LOS ANGELES AIR FORCE BASE, Calif. -- Dr. William Roper, assistant secretary of the Air Force for acquisition, technology, and logistics, visited the Space and Missile Systems Center (SMC) to discuss the future of space acquisitions, Feb.6.
As the Department of the Air Force Service Acquisition Executive, Dr. Roper is responsible for and oversees Air Force research, development and acquisition activities totaling over $60 billion for more than 550 acquisition programs. Dr. Roper serves as the principal adviser to the Secretary and Chief of Staff of the Air Force for research and development, test, production and modernization efforts.
During his two-day visit, Dr. Roper held a town hall where he stressed the duty to continually drive innovation and ‘plant seeds’ for the future generations of space acquirers. He emphasized that failure is a step to success and success without failure means, “you didn’t take enough risk.”
“Space acquisition is amazing, and early on in this job, looking for where there was an appetite to innovate, to change, and try to compete, it was clearly at this center,” said Roper.
“I wish we could talk more broadly about our space programs. That’s a real hindrance for us. Classification, I think, holds us back from talking about a lot of wonderful things that are happening in this portfolio,” said Roper during the town hall. “But when you pull back the curtain and look at what’s happening in the space portfolio, it makes me excited about what could be ‘SMC 3.0’ and ‘4.0,’ because if you think that ‘[SMC] 2.0’ is the end, it can’t be. There is no telling where the competition is.”
Roper is worried about the way the current acquisition system works in this century to compete against other peer countries like China. “They’ve got the focus. They’ve got the economy. They’ve got the technical know-how,” said Roper. “They’re not ten feet tall, but they’re the real deal.”
During his visit, Roper met with junior workforce members, as well, where they discussed industry best practices and innovative ideas that can facilitate lean and agile space acquisitions to outpace adversaries.
“One of the most important things our acquisition force needs to understand is the criticality of delivering continuous, iterative value to the warfighter to give them capability they can use in operations today,” said Capt. Shane Toner, deputy branch chief, acquisition support, Enterprise Ground Services.
“The days of waiting years to deliver value to the warfighter are gone,” said Toner. “If we are not measuring the timeline in which we deliver value to the warfighter in hours or days, we’ve lost.”
One method of speeding the acquisition process in space that Roper says he is “fighting for” is consolidating funding into two “pots” that would allow money to flow between programs as needed.
“You can’t do smart, slow, in a competition against a capable peer,” said Roper.
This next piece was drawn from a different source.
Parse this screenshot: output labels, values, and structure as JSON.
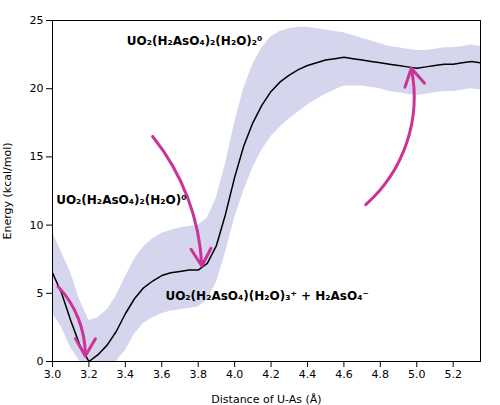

He explained that technology evolution is “volatile” in today’s market. Roper’s thought is that the consolidated funds would allow for flexibility and speed that does not exist in the current system, and also facilitate current partnerships and create opportunity for new partnerships.
“I believe Dr. Roper’s idea on how we need to alter the profit model enticing industry to work with the government will be the key to success in not only outpacing our adversaries, but will also keep the Department of Defense relevant in today’s technology discussion,” said Toner. “The importance of leveraging commercial technology for the warfighter with regard to Space cannot be understated given the current [research and development] environment with 20 percent DoD/80 percent private industry split in investment dollars.”
In 2020, SMC plans to partner with more non-traditional government contractors to diversify and aid faster and smarter innovation.
“The DoD space enterprise is less than one-fifth of the space investment currently going on in this country,” said Lt. Gen. John Thompson, SMC commander and Air Force program executive officer for Space. “The rest of it, the other 80 percent, comes from commercial investment. We must have structures, processes and the ability to reach out to the people doing the other 80 of innovation.
“With nontraditional defense contractors, small businesses and potential game changers, we can afford to take risks.”